History of the Peloponnesian War

Thucydides

Thucydides, Vol. 1-4. Smith, Charles Foster, translator. London and Cambridge, MA: Heinemann and Harvard University Press, 1919-1923.

These envoys, arriving at Lacedaemon after a hard voyage through the open sea, began negotiating for some aid for their countrymen.

But when the envoys to Athens returned without having accomplished anything, the people of Mytilene and the rest of Lesbos, except Methymna, began war; the Methymnaeans, however, supported the Athenians, as did also the Imbrians, Lemnians, and a few of the other allies.

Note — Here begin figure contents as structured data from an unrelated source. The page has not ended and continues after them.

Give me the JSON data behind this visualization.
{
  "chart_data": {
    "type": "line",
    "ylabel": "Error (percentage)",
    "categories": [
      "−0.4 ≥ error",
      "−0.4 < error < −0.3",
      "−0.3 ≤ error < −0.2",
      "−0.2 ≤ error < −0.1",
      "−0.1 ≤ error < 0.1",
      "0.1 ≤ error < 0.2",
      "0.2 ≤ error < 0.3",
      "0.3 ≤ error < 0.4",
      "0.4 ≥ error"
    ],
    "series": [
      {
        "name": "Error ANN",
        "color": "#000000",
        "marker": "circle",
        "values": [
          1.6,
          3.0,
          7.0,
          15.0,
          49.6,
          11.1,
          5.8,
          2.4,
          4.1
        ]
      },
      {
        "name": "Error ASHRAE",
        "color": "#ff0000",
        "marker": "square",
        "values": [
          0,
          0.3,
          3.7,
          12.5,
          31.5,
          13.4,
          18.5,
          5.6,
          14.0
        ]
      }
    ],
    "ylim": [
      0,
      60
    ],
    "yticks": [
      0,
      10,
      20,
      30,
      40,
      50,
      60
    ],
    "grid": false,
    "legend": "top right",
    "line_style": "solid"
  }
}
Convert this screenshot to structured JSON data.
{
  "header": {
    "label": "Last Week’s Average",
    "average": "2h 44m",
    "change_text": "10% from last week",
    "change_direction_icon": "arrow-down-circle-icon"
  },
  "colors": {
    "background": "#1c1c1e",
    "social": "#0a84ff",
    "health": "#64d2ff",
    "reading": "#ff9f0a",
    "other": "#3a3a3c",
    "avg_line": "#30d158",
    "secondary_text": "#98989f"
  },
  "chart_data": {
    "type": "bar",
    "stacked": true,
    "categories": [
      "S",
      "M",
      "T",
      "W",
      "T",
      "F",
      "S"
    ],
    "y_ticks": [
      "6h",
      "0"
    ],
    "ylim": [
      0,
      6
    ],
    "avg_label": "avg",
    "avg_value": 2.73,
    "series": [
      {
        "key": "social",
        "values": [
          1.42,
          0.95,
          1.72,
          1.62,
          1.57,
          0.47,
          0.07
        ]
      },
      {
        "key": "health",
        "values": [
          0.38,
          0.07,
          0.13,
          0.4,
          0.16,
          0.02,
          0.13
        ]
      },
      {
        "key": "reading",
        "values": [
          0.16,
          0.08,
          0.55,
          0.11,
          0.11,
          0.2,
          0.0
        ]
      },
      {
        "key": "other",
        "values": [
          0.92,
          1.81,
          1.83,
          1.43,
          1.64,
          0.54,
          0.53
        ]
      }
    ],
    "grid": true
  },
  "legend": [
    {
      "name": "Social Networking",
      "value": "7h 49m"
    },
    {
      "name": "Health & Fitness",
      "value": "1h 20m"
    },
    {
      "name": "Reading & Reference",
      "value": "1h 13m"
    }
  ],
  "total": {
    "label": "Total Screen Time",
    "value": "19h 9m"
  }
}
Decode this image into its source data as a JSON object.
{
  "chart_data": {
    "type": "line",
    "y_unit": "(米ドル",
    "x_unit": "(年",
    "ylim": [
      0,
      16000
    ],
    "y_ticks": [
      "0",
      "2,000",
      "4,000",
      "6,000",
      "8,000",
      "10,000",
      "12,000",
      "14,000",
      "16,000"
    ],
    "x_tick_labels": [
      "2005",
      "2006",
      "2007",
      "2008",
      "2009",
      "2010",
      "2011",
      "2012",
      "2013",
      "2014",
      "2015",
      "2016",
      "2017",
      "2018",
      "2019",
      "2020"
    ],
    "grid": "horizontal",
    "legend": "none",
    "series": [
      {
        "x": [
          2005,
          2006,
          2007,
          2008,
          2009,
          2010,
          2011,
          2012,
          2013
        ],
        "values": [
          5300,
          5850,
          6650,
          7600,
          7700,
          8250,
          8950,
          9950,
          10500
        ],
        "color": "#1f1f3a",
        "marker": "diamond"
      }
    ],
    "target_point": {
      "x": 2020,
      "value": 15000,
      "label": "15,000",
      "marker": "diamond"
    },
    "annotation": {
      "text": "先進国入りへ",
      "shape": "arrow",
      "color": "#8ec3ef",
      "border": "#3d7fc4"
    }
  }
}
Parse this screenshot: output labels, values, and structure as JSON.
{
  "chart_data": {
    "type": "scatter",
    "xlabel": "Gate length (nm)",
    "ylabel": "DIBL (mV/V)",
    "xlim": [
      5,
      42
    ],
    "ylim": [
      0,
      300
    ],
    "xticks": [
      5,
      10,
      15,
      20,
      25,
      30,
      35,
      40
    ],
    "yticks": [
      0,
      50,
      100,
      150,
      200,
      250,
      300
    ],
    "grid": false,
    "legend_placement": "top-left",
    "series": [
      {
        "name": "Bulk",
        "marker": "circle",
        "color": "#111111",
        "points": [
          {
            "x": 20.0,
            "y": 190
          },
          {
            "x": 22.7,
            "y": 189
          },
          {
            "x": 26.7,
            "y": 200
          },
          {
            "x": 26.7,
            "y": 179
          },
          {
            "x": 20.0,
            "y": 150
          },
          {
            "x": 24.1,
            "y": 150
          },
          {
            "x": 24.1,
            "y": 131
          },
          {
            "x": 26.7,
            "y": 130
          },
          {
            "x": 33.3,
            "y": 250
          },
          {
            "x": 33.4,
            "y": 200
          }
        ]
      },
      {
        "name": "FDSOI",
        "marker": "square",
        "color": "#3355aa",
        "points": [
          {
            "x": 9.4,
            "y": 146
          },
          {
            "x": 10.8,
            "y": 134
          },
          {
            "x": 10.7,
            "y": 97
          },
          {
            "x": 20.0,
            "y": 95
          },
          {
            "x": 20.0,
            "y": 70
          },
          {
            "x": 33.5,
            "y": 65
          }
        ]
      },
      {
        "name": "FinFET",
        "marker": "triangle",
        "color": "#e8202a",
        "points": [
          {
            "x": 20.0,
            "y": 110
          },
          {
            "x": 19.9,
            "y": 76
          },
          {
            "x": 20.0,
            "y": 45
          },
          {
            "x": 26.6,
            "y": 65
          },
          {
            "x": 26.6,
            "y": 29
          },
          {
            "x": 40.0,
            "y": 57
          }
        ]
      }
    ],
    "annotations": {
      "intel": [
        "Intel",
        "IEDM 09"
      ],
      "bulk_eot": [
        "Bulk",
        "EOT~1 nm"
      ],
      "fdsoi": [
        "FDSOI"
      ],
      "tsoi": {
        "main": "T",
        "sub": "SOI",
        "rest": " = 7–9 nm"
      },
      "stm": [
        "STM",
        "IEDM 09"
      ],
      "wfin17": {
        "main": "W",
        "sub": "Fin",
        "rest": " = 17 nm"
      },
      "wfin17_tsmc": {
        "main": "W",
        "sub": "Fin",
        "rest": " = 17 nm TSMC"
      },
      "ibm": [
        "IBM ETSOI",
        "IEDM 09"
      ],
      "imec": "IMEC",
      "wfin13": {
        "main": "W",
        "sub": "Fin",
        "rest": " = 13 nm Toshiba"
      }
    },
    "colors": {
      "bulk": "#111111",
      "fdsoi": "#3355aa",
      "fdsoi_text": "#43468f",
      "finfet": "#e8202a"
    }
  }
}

The Mytilenaeans made a sortie in full force against the camp of the Athenians, and a battle occurred in which the Mytilenaeans had the advantage; nevertheless they did not have enough confidence in themselves to bivouack on the field, but withdrew. From this time on they kept quiet, being unwilling to risk an engagement without reinforcements from Peloponnesus and elsewhere. Such reinforcements they expected, for there had come to them Meleas a Laconian and Hermaeondas a Theban, who had been sent out before the revolt, but being unable to arrive before the Athenian expedition, had sailed in secretly after the battle in a trireme, and now advised them to send a second trireme and some envoys to accompany them. And this the Mytilenaeans did.

Meanwhile the Athenians, much encouraged by the inactivity of the Mytilenaeans, summoned their allies, who put in an appearance the more quickly as they saw that no energetic measures were being taken by the Lesbians. They also placed their ships at anchor round the southern part of the town, and established a blockade against both harbours.

Thus they excluded the Mytilenaeans from the use of the sea; but as for the land, the Mytilenaeans and the other Lesbians, who had now come to their aid, dominated all the island, except the small strip held by the Athenians in the neighbourhood of their camps, and it was Malea rather than their camps that they used as a station for boats and supplies. Such was the course of the war at Mytilene.